ハチドリは環境危機を救うか

3年ほど前、『ハチドリのひとしずく―いま、私にできること』(光文社)という本が出て、ちょっと話題になった。アンデス地方に伝わる話を辻信一氏が訳したものだ。
《森が燃えていました
森の生きものたちは われ先にと 逃げて いきました
でもクリキンディという名の
ハチドリだけは いったりきたり
口ばしで水のしずくを一滴ずつ運んでは
火の上に落としていきます
動物たちがそれを見て
「そんなことをして いったい何になるんだ」
といって笑います
クリキンディはこう答えました

「私は、私にできることをしているだけ」》
この本のAmazonのサイトには《坂本龍一さんもハチドリの物語が大好きです!「このハチドリの話は美しすぎて、ときどき嗚咽で声が詰まって、話しができなくなってしまう……」》という説明が載っている。
感動した人がたくさんいたらしく、訳者を中心に「ハチドリ計画」という運動体もできて、「みんな少しづつでもいいからはじめよう、それこそが大切なんだ」というメッセージを出している。
メンバーたちは、自分をハチドリの姿に重ねるのだろう。きっと善意なのだろうが、こういう発想の運動は、ほんとうに環境危機と闘ううえでは、無意味だしむしろ有害だと思う。ハチドリが口ばしで水を運んでも、森林火災と闘うことには、全然なっていない。厳しい言い方をすると、残るのは自己満足だけである。
だが、こういうのは日本では共感を得るようだ。

《私は、小さなことだけど、部屋の電気を消していきたいと思います。小さなことでも、こつこつやっていなければ、自分たちの住む日本がなくなるかもしれないから、がんばります》
これは、先日、テレビ朝日の環境特番で、古舘伊知郎氏が読み上げたある少女からの手紙だ。

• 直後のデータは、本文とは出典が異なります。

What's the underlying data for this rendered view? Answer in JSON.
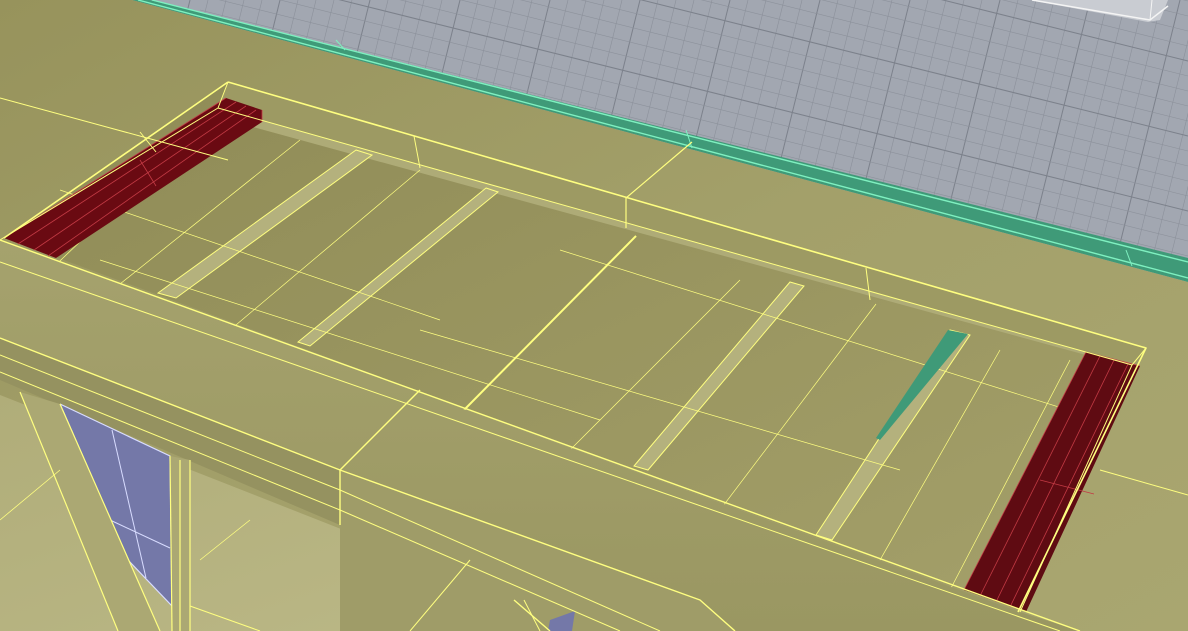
{
  "viewport": {
    "kind": "3d-modeling-viewport",
    "projection": "perspective",
    "display_mode": "shaded-with-wireframe-edges",
    "selection_state": "all-visible-geometry-selected"
  },
  "colors": {
    "ground_plane": "#a2a7b1",
    "grid_line": "#8c919b",
    "grid_major_line": "#7c818b",
    "selected_surface": "#a4a16a",
    "selected_surface_dark": "#8f8b57",
    "selected_surface_light": "#b4b17d",
    "selected_edge": "#ffff80",
    "highlight_face_red": "#6a0a12",
    "highlight_face_red_edge": "#c23a44",
    "glass_panel": "#7478a8",
    "glass_panel_edge": "#d8dcff",
    "teal_edge_strip": "#3f9a78",
    "teal_edge_line": "#7ff0c0",
    "background_object": "#c9ccd2"
  },
  "objects": [
    {
      "name": "ground-grid",
      "type": "construction-plane",
      "selected": false
    },
    {
      "name": "slab-frame",
      "type": "polysurface",
      "selected": true
    },
    {
      "name": "end-block-left",
      "type": "polysurface",
      "highlight": "red",
      "selected": true
    },
    {
      "name": "end-block-right",
      "type": "polysurface",
      "highlight": "red",
      "selected": true
    },
    {
      "name": "glass-panel",
      "type": "surface",
      "selected": false
    },
    {
      "name": "slab-edge-strip",
      "type": "polysurface",
      "selected": false
    },
    {
      "name": "background-box",
      "type": "polysurface",
      "selected": false
    }
  ]
}
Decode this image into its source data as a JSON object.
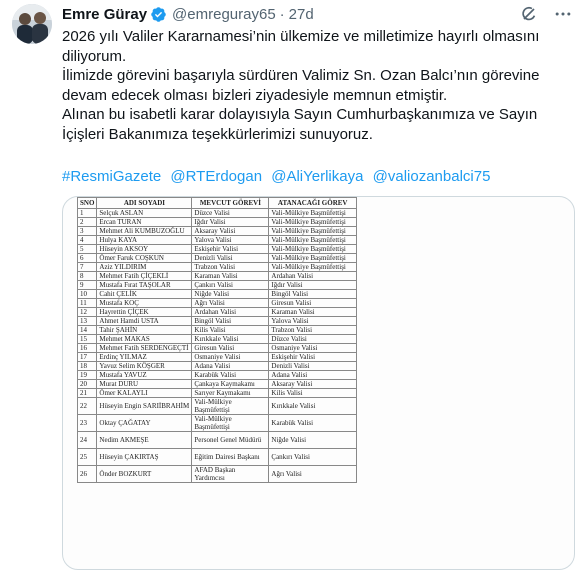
{
  "tweet": {
    "author_name": "Emre Güray",
    "author_handle": "@emreguray65",
    "separator": "·",
    "time": "27d",
    "paragraphs": [
      "2026 yılı Valiler Kararnamesi’nin ülkemize ve milletimize hayırlı olmasını diliyorum.",
      "İlimizde görevini başarıyla sürdüren Valimiz Sn. Ozan Balcı’nın görevine devam edecek olması bizleri ziyadesiyle memnun etmiştir.",
      "Alınan bu isabetli karar dolayısıyla Sayın Cumhurbaşkanımıza ve Sayın İçişleri Bakanımıza teşekkürlerimizi sunuyoruz."
    ],
    "hashtags": [
      "#ResmiGazete",
      "@RTErdogan",
      "@AliYerlikaya",
      "@valiozanbalci75"
    ]
  },
  "icons": {
    "verified": "verified-badge-icon",
    "grok": "grok-icon",
    "more": "more-icon",
    "verified_color": "#1d9bf0"
  },
  "decree_table": {
    "headers": [
      "SNO",
      "ADI SOYADI",
      "MEVCUT GÖREVİ",
      "ATANACAĞI GÖREV"
    ],
    "rows": [
      [
        "1",
        "Selçuk ASLAN",
        "Düzce Valisi",
        "Vali-Mülkiye Başmüfettişi"
      ],
      [
        "2",
        "Ercan TURAN",
        "Iğdır Valisi",
        "Vali-Mülkiye Başmüfettişi"
      ],
      [
        "3",
        "Mehmet Ali KUMBUZOĞLU",
        "Aksaray Valisi",
        "Vali-Mülkiye Başmüfettişi"
      ],
      [
        "4",
        "Hulya KAYA",
        "Yalova Valisi",
        "Vali-Mülkiye Başmüfettişi"
      ],
      [
        "5",
        "Hüseyin AKSOY",
        "Eskişehir Valisi",
        "Vali-Mülkiye Başmüfettişi"
      ],
      [
        "6",
        "Ömer Faruk COŞKUN",
        "Denizli Valisi",
        "Vali-Mülkiye Başmüfettişi"
      ],
      [
        "7",
        "Aziz YILDIRIM",
        "Trabzon Valisi",
        "Vali-Mülkiye Başmüfettişi"
      ],
      [
        "8",
        "Mehmet Fatih ÇİÇEKLİ",
        "Karaman Valisi",
        "Ardahan Valisi"
      ],
      [
        "9",
        "Mustafa Fırat TAŞOLAR",
        "Çankırı Valisi",
        "Iğdır Valisi"
      ],
      [
        "10",
        "Cahit ÇELİK",
        "Niğde Valisi",
        "Bingöl Valisi"
      ],
      [
        "11",
        "Mustafa KOÇ",
        "Ağrı Valisi",
        "Giresun Valisi"
      ],
      [
        "12",
        "Hayrettin ÇİÇEK",
        "Ardahan Valisi",
        "Karaman Valisi"
      ],
      [
        "13",
        "Ahmet Hamdi USTA",
        "Bingöl Valisi",
        "Yalova Valisi"
      ],
      [
        "14",
        "Tahir ŞAHİN",
        "Kilis Valisi",
        "Trabzon Valisi"
      ],
      [
        "15",
        "Mehmet MAKAS",
        "Kırıkkale Valisi",
        "Düzce Valisi"
      ],
      [
        "16",
        "Mehmet Fatih SERDENGEÇTİ",
        "Giresun Valisi",
        "Osmaniye Valisi"
      ],
      [
        "17",
        "Erdinç YILMAZ",
        "Osmaniye Valisi",
        "Eskişehir Valisi"
      ],
      [
        "18",
        "Yavuz Selim KÖŞGER",
        "Adana Valisi",
        "Denizli Valisi"
      ],
      [
        "19",
        "Mustafa YAVUZ",
        "Karabük Valisi",
        "Adana Valisi"
      ],
      [
        "20",
        "Murat DURU",
        "Çankaya Kaymakamı",
        "Aksaray Valisi"
      ],
      [
        "21",
        "Ömer KALAYLI",
        "Sarıyer Kaymakamı",
        "Kilis Valisi"
      ],
      [
        "22",
        "Hüseyin Engin SARIİBRAHİM",
        "Vali-Mülkiye Başmüfettişi",
        "Kırıkkale Valisi"
      ],
      [
        "23",
        "Oktay ÇAĞATAY",
        "Vali-Mülkiye Başmüfettişi",
        "Karabük Valisi"
      ],
      [
        "24",
        "Nedim AKMEŞE",
        "Personel Genel Müdürü",
        "Niğde Valisi"
      ],
      [
        "25",
        "Hüseyin ÇAKIRTAŞ",
        "Eğitim Dairesi Başkanı",
        "Çankırı Valisi"
      ],
      [
        "26",
        "Önder BOZKURT",
        "AFAD Başkan Yardımcısı",
        "Ağrı Valisi"
      ]
    ]
  }
}
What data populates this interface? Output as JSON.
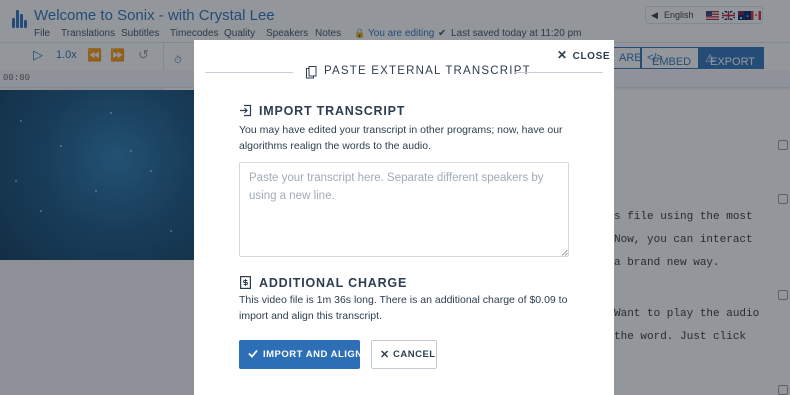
{
  "app": {
    "title": "Welcome to Sonix - with Crystal Lee",
    "language": "English",
    "menu": [
      "File",
      "Translations",
      "Subtitles",
      "Timecodes",
      "Quality",
      "Speakers",
      "Notes"
    ],
    "editing_status": "You are editing",
    "saved_status": "Last saved today at 11:20 pm",
    "speed": "1.0x",
    "ruler_time": "00:00",
    "share_label": "ARE",
    "embed_label": "EMBED",
    "export_label": "EXPORT",
    "transcript_lines": [
      "s file using the most",
      "Now, you can interact",
      "a brand new way.",
      "Want to play the audio",
      "the word. Just click"
    ],
    "accent_color": "#2c6fb6"
  },
  "modal": {
    "close_label": "CLOSE",
    "title": "PASTE EXTERNAL TRANSCRIPT",
    "import_heading": "IMPORT TRANSCRIPT",
    "import_description": "You may have edited your transcript in other programs; now, have our algorithms realign the words to the audio.",
    "textarea_placeholder": "Paste your transcript here. Separate different speakers by using a new line.",
    "charge_heading": "ADDITIONAL CHARGE",
    "charge_description": "This video file is 1m 36s long. There is an additional charge of $0.09 to import and align this transcript.",
    "import_button": "IMPORT AND ALIGN",
    "cancel_button": "CANCEL",
    "icons": {
      "title": "copy-icon",
      "import": "import-icon",
      "charge": "receipt-icon",
      "close": "close-icon",
      "confirm": "check-icon",
      "cancel": "close-icon"
    }
  }
}
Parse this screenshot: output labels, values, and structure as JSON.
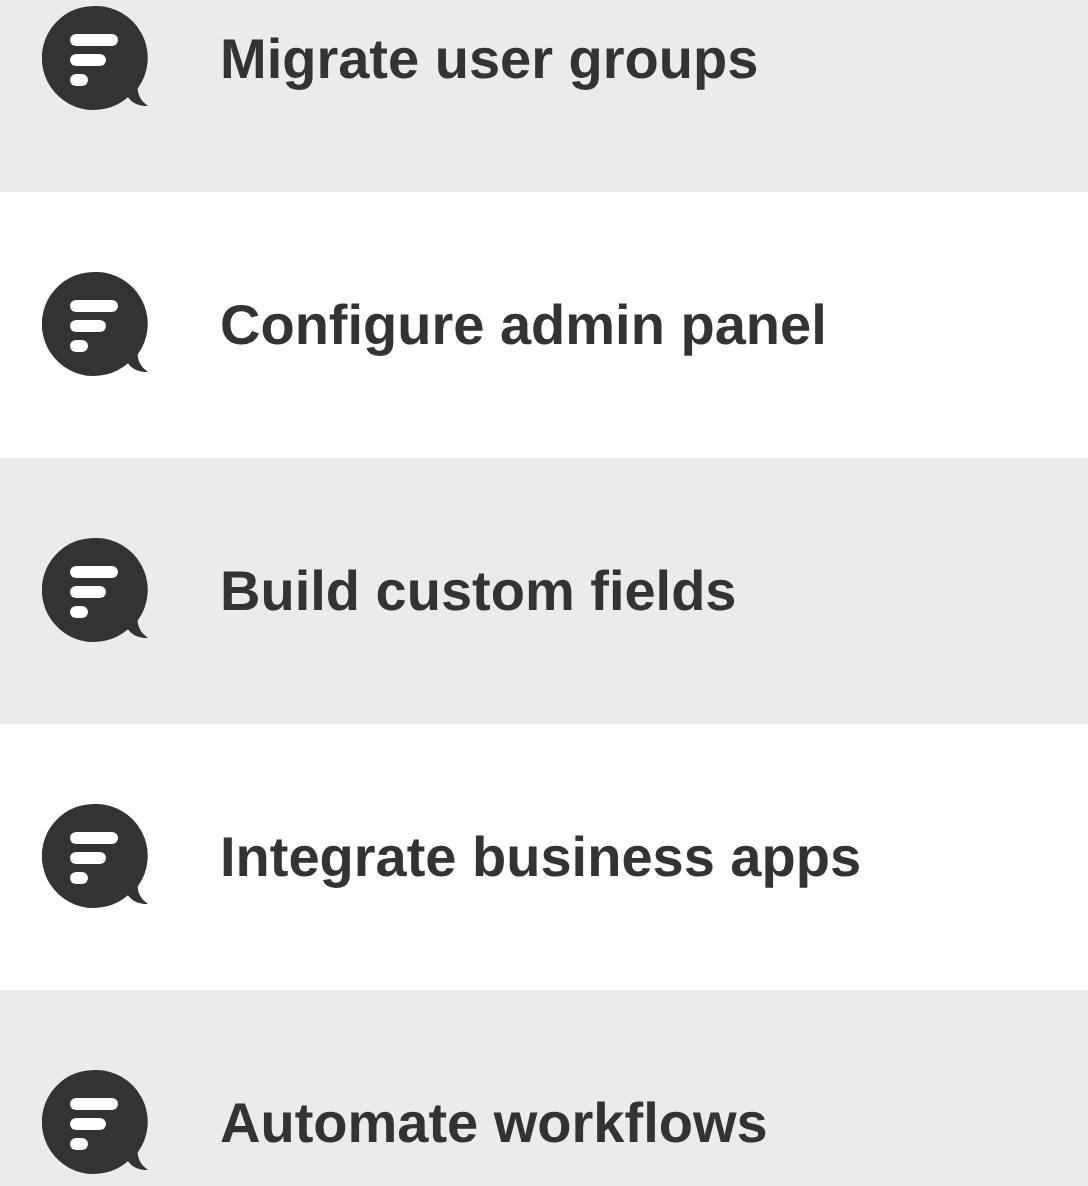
{
  "items": [
    {
      "label": "Migrate user groups"
    },
    {
      "label": "Configure admin panel"
    },
    {
      "label": "Build custom fields"
    },
    {
      "label": "Integrate business apps"
    },
    {
      "label": "Automate workflows"
    }
  ]
}
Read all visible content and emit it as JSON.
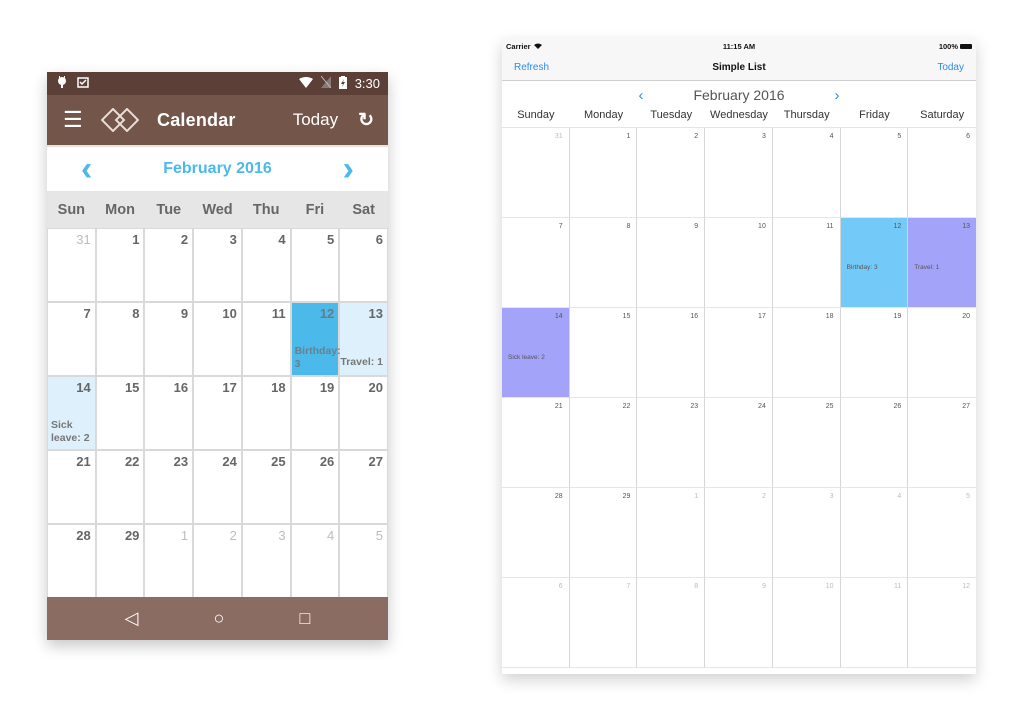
{
  "android": {
    "status_bar": {
      "left_icons": [
        "android-icon",
        "clipboard-check-icon"
      ],
      "right_icons": [
        "wifi-icon",
        "no-sim-icon",
        "battery-charging-icon"
      ],
      "time": "3:30"
    },
    "toolbar": {
      "menu_icon": "hamburger-menu-icon",
      "logo_icon": "interlocked-diamonds-logo",
      "title": "Calendar",
      "today_label": "Today",
      "refresh_icon": "refresh-icon"
    },
    "month_nav": {
      "prev_icon": "‹",
      "month_label": "February 2016",
      "next_icon": "›"
    },
    "weekdays": [
      "Sun",
      "Mon",
      "Tue",
      "Wed",
      "Thu",
      "Fri",
      "Sat"
    ],
    "cells": [
      {
        "day": "31",
        "other": true
      },
      {
        "day": "1"
      },
      {
        "day": "2"
      },
      {
        "day": "3"
      },
      {
        "day": "4"
      },
      {
        "day": "5"
      },
      {
        "day": "6"
      },
      {
        "day": "7"
      },
      {
        "day": "8"
      },
      {
        "day": "9"
      },
      {
        "day": "10"
      },
      {
        "day": "11"
      },
      {
        "day": "12",
        "event": "Birthday: 3",
        "style": "hl-strong"
      },
      {
        "day": "13",
        "event": "Travel: 1",
        "style": "hl-light travel"
      },
      {
        "day": "14",
        "event": "Sick leave: 2",
        "style": "hl-light"
      },
      {
        "day": "15"
      },
      {
        "day": "16"
      },
      {
        "day": "17"
      },
      {
        "day": "18"
      },
      {
        "day": "19"
      },
      {
        "day": "20"
      },
      {
        "day": "21"
      },
      {
        "day": "22"
      },
      {
        "day": "23"
      },
      {
        "day": "24"
      },
      {
        "day": "25"
      },
      {
        "day": "26"
      },
      {
        "day": "27"
      },
      {
        "day": "28"
      },
      {
        "day": "29"
      },
      {
        "day": "1",
        "other": true
      },
      {
        "day": "2",
        "other": true
      },
      {
        "day": "3",
        "other": true
      },
      {
        "day": "4",
        "other": true
      },
      {
        "day": "5",
        "other": true
      }
    ],
    "nav_bar": {
      "back": "◁",
      "home": "○",
      "recents": "□"
    },
    "colors": {
      "status_bar": "#5c3f36",
      "toolbar": "#73554a",
      "nav_bar": "#8b6c62",
      "accent": "#4bb9ea",
      "highlight_light": "#ddf0fb"
    }
  },
  "ios": {
    "status_bar": {
      "carrier": "Carrier",
      "wifi_icon": "wifi-icon",
      "time": "11:15 AM",
      "battery": "100%"
    },
    "navbar": {
      "left_button": "Refresh",
      "title": "Simple List",
      "right_button": "Today"
    },
    "month_nav": {
      "prev_icon": "‹",
      "month_label": "February 2016",
      "next_icon": "›"
    },
    "weekdays": [
      "Sunday",
      "Monday",
      "Tuesday",
      "Wednesday",
      "Thursday",
      "Friday",
      "Saturday"
    ],
    "cells": [
      {
        "day": "31",
        "other": true
      },
      {
        "day": "1"
      },
      {
        "day": "2"
      },
      {
        "day": "3"
      },
      {
        "day": "4"
      },
      {
        "day": "5"
      },
      {
        "day": "6"
      },
      {
        "day": "7"
      },
      {
        "day": "8"
      },
      {
        "day": "9"
      },
      {
        "day": "10"
      },
      {
        "day": "11"
      },
      {
        "day": "12",
        "event": "Birthday: 3",
        "style": "birthday"
      },
      {
        "day": "13",
        "event": "Travel: 1",
        "style": "purple"
      },
      {
        "day": "14",
        "event": "Sick leave: 2",
        "style": "purple"
      },
      {
        "day": "15"
      },
      {
        "day": "16"
      },
      {
        "day": "17"
      },
      {
        "day": "18"
      },
      {
        "day": "19"
      },
      {
        "day": "20"
      },
      {
        "day": "21"
      },
      {
        "day": "22"
      },
      {
        "day": "23"
      },
      {
        "day": "24"
      },
      {
        "day": "25"
      },
      {
        "day": "26"
      },
      {
        "day": "27"
      },
      {
        "day": "28"
      },
      {
        "day": "29"
      },
      {
        "day": "1",
        "other": true
      },
      {
        "day": "2",
        "other": true
      },
      {
        "day": "3",
        "other": true
      },
      {
        "day": "4",
        "other": true
      },
      {
        "day": "5",
        "other": true
      },
      {
        "day": "6",
        "other": true
      },
      {
        "day": "7",
        "other": true
      },
      {
        "day": "8",
        "other": true
      },
      {
        "day": "9",
        "other": true
      },
      {
        "day": "10",
        "other": true
      },
      {
        "day": "11",
        "other": true
      },
      {
        "day": "12",
        "other": true
      }
    ],
    "colors": {
      "tint": "#2f8ce6",
      "birthday": "#73caf9",
      "travel_sick": "#a3a3f9"
    }
  }
}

古舘氏は、「これを読んで、涙が出てきました」と言った。
どうしてこうなってしまうのか。
危機の進行に絶望的になる一方で、解決策が分からないから、とりあえず身の回りから・・・となるしかないのだ。
少女のいたいけな決意にではなく、解決策を提示できずに、少女をハチドリにしてしまった、私たち日本の大人たちの情けなさにこそ、古舘氏は涙すべきだった。